Inglesant scarcely heard what he said, and certainly did not understand it. His sense was confused by what had happened, and by the sudden overmastering impulse upon which he had acted. He moved as in a dream; nothing seemed to come strange to him, nothing startled him, and he took slight heed of what passed. He placed his embroidered purse, heavy with gold, in the priest’s hand, and in his excitement totally forgot to name his brother, for whose repose masses were to be said.

He signed to his men to release the prisoner; and, his trumpets sounding to horse before the chapel gate, he mounted and rode on down the pass.

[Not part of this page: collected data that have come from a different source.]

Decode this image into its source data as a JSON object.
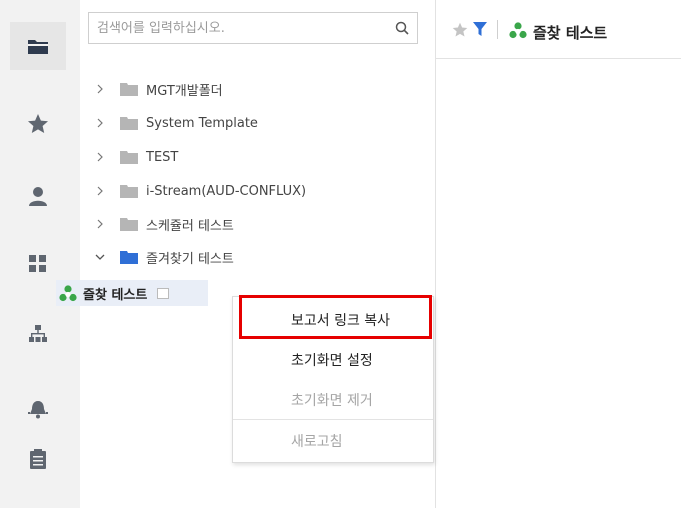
{
  "search": {
    "placeholder": "검색어를 입력하십시오."
  },
  "tree": {
    "items": [
      {
        "label": "MGT개발폴더",
        "expanded": false
      },
      {
        "label": "System Template",
        "expanded": false
      },
      {
        "label": "TEST",
        "expanded": false
      },
      {
        "label": "i-Stream(AUD-CONFLUX)",
        "expanded": false
      },
      {
        "label": "스케쥴러 테스트",
        "expanded": false
      },
      {
        "label": "즐겨찾기 테스트",
        "expanded": true
      }
    ],
    "selected_child": {
      "label": "즐찾 테스트"
    }
  },
  "context_menu": {
    "items": [
      {
        "label": "보고서 링크 복사",
        "enabled": true
      },
      {
        "label": "초기화면 설정",
        "enabled": true
      },
      {
        "label": "초기화면 제거",
        "enabled": false
      },
      {
        "label": "새로고침",
        "enabled": false
      }
    ]
  },
  "header": {
    "report_title": "즐찾 테스트"
  },
  "colors": {
    "accent_blue": "#2f6fd6",
    "folder_gray": "#b5b5b5",
    "report_green": "#3aa64a",
    "highlight_red": "#e60000"
  }
}
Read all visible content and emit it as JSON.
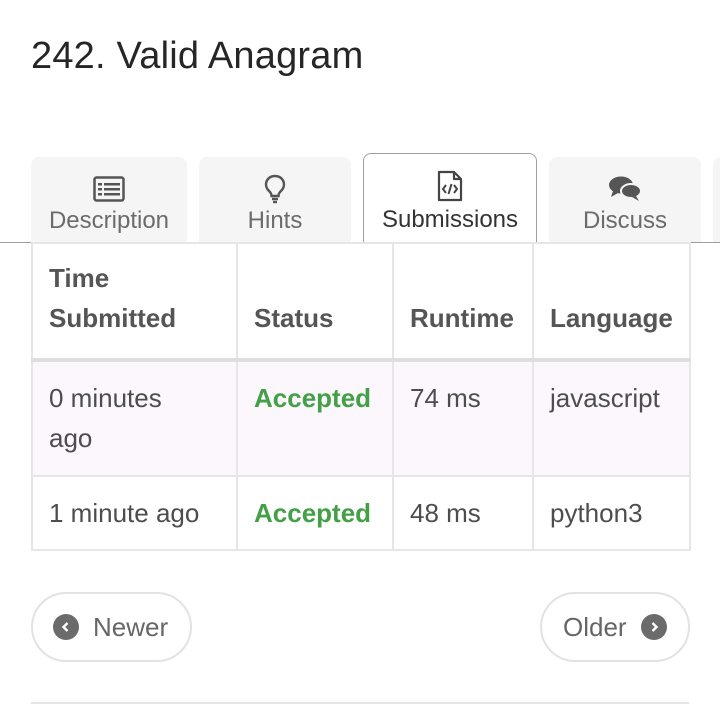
{
  "problem": {
    "title": "242. Valid Anagram"
  },
  "tabs": [
    {
      "label": "Description",
      "icon": "list-icon",
      "active": false
    },
    {
      "label": "Hints",
      "icon": "lightbulb-icon",
      "active": false
    },
    {
      "label": "Submissions",
      "icon": "code-file-icon",
      "active": true
    },
    {
      "label": "Discuss",
      "icon": "chat-bubbles-icon",
      "active": false
    }
  ],
  "table": {
    "headers": [
      "Time Submitted",
      "Status",
      "Runtime",
      "Language"
    ],
    "rows": [
      {
        "time": "0 minutes ago",
        "status": "Accepted",
        "runtime": "74 ms",
        "language": "javascript"
      },
      {
        "time": "1 minute ago",
        "status": "Accepted",
        "runtime": "48 ms",
        "language": "python3"
      }
    ]
  },
  "pager": {
    "newer": "Newer",
    "older": "Older"
  },
  "colors": {
    "accepted": "#43a047",
    "tab_bg": "#f5f5f5",
    "border": "#e6e6e6"
  }
}
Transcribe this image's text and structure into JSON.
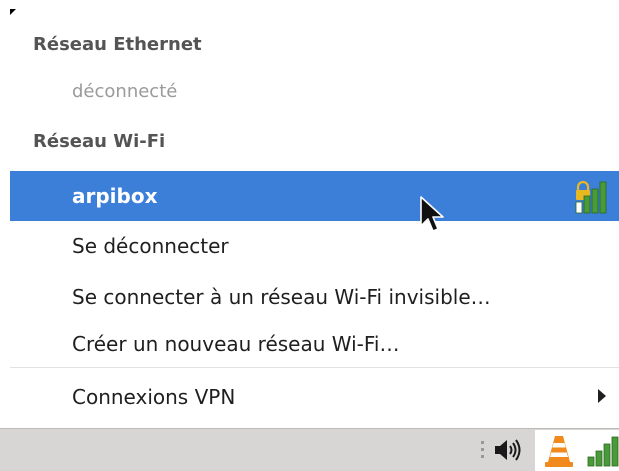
{
  "menu": {
    "ethernet_header": "Réseau Ethernet",
    "ethernet_status": "déconnecté",
    "wifi_header": "Réseau Wi-Fi",
    "network_name": "arpibox",
    "disconnect_label": "Se déconnecter",
    "hidden_network_label": "Se connecter à un réseau Wi-Fi invisible…",
    "new_network_label": "Créer un nouveau réseau Wi-Fi…",
    "vpn_label": "Connexions VPN"
  },
  "colors": {
    "selection": "#3c7fd9",
    "signal_bar": "#4a9a3a",
    "lock": "#e8b820",
    "vlc_cone": "#f08a1c"
  },
  "icons": {
    "signal": "wifi-signal-secured-icon",
    "submenu": "submenu-arrow-icon",
    "cursor": "mouse-pointer-icon",
    "tray": [
      "tray-handle-icon",
      "volume-icon",
      "vlc-icon",
      "network-signal-icon"
    ]
  }
}
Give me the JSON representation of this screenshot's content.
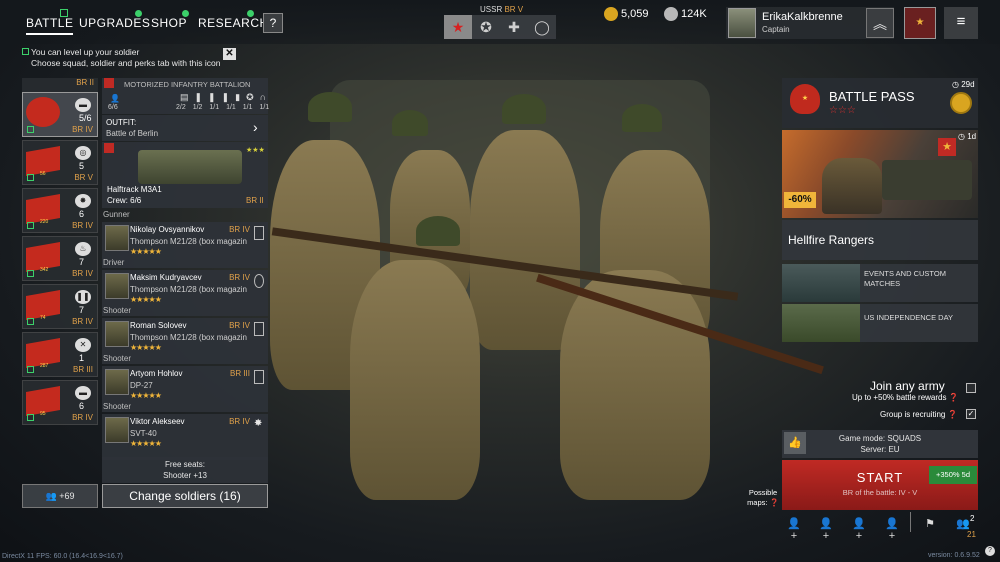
{
  "nav": {
    "items": [
      {
        "label": "BATTLE"
      },
      {
        "label": "UPGRADES"
      },
      {
        "label": "SHOP"
      },
      {
        "label": "RESEARCH"
      }
    ],
    "help": "?"
  },
  "army": {
    "nation": "USSR",
    "br": "BR V"
  },
  "currency": {
    "gold": "5,059",
    "silver": "124K"
  },
  "profile": {
    "name": "ErikaKalkbrenne",
    "rank": "Captain"
  },
  "notification": {
    "line1": "You can level up your soldier",
    "line2": "Choose squad, soldier and perks tab with this icon",
    "close": "✕"
  },
  "squads": [
    {
      "count": "5/6",
      "br": "BR IV",
      "level": ""
    },
    {
      "count": "5",
      "br": "BR V",
      "level": "56"
    },
    {
      "count": "6",
      "br": "BR IV",
      "level": "220"
    },
    {
      "count": "7",
      "br": "BR IV",
      "level": "342"
    },
    {
      "count": "7",
      "br": "BR IV",
      "level": "74"
    },
    {
      "count": "1",
      "br": "BR III",
      "level": "287"
    },
    {
      "count": "6",
      "br": "BR IV",
      "level": "95"
    }
  ],
  "squad_top_br": "BR II",
  "unit": {
    "title": "MOTORIZED INFANTRY BATTALION",
    "crew": "6/6",
    "stats": [
      "2/2",
      "1/2",
      "1/1",
      "1/1",
      "1/1",
      "1/1"
    ],
    "outfit_label": "OUTFIT:",
    "outfit_value": "Battle of Berlin",
    "vehicle_name": "Halftrack M3A1",
    "vehicle_crew": "Crew: 6/6",
    "vehicle_br": "BR II",
    "vehicle_stars": "★★★"
  },
  "soldiers": [
    {
      "role": "Gunner",
      "name": "Nikolay Ovsyannikov",
      "weapon": "Thompson M21/28 (box magazin",
      "br": "BR IV",
      "stars": "★★★★★"
    },
    {
      "role": "Driver",
      "name": "Maksim Kudryavcev",
      "weapon": "Thompson M21/28 (box magazin",
      "br": "BR IV",
      "stars": "★★★★★"
    },
    {
      "role": "Shooter",
      "name": "Roman Solovev",
      "weapon": "Thompson M21/28 (box magazin",
      "br": "BR IV",
      "stars": "★★★★★"
    },
    {
      "role": "Shooter",
      "name": "Artyom Hohlov",
      "weapon": "DP-27",
      "br": "BR III",
      "stars": "★★★★★"
    },
    {
      "role": "Shooter",
      "name": "Viktor Alekseev",
      "weapon": "SVT-40",
      "br": "BR IV",
      "stars": "★★★★★"
    }
  ],
  "free_seats": {
    "label": "Free seats:",
    "value": "Shooter +13"
  },
  "change_soldiers": "Change soldiers (16)",
  "friends": "+69",
  "battle_pass": {
    "title": "BATTLE PASS",
    "days": "29d",
    "stars": "☆☆☆"
  },
  "promo": {
    "days": "1d",
    "discount": "-60%",
    "title": "Hellfire Rangers"
  },
  "events": [
    {
      "label": "EVENTS AND CUSTOM MATCHES"
    },
    {
      "label": "US INDEPENDENCE DAY"
    }
  ],
  "join_army": {
    "title": "Join any army",
    "subtitle": "Up to +50% battle rewards",
    "recruiting": "Group is recruiting"
  },
  "game": {
    "mode": "Game mode: SQUADS",
    "server": "Server: EU"
  },
  "start": {
    "label": "START",
    "br": "BR of the battle: IV - V",
    "bonus": "+350% 5d"
  },
  "maps": {
    "label": "Possible maps:"
  },
  "bottom": {
    "group_count": "2",
    "group_count2": "21"
  },
  "footer": {
    "left": "DirectX 11 FPS: 60.0 (16.4<16.9<16.7)",
    "right": "version: 0.6.9.52"
  },
  "colors": {
    "accent_red": "#c02a24",
    "br": "#e0a14a",
    "star": "#f0b53a",
    "online": "#3cd06a"
  }
}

But his visit was not forgotten: and long afterward—perhaps even to the present day—popular tradition took the story up, and related that once, when the priest of the mountain chapel was a very holy man, the blessed St. George himself, in shining armor, came across the mountains one morning very early, and himself partook of the sacrament, and all his train; and appealed triumphantly to the magic sword, set with gold and precious stones, that lay upon the altar from that morning,—by virtue of which no harm can befall the village, no storm strike it, and above all, no pillage of armed men or any violence can occur.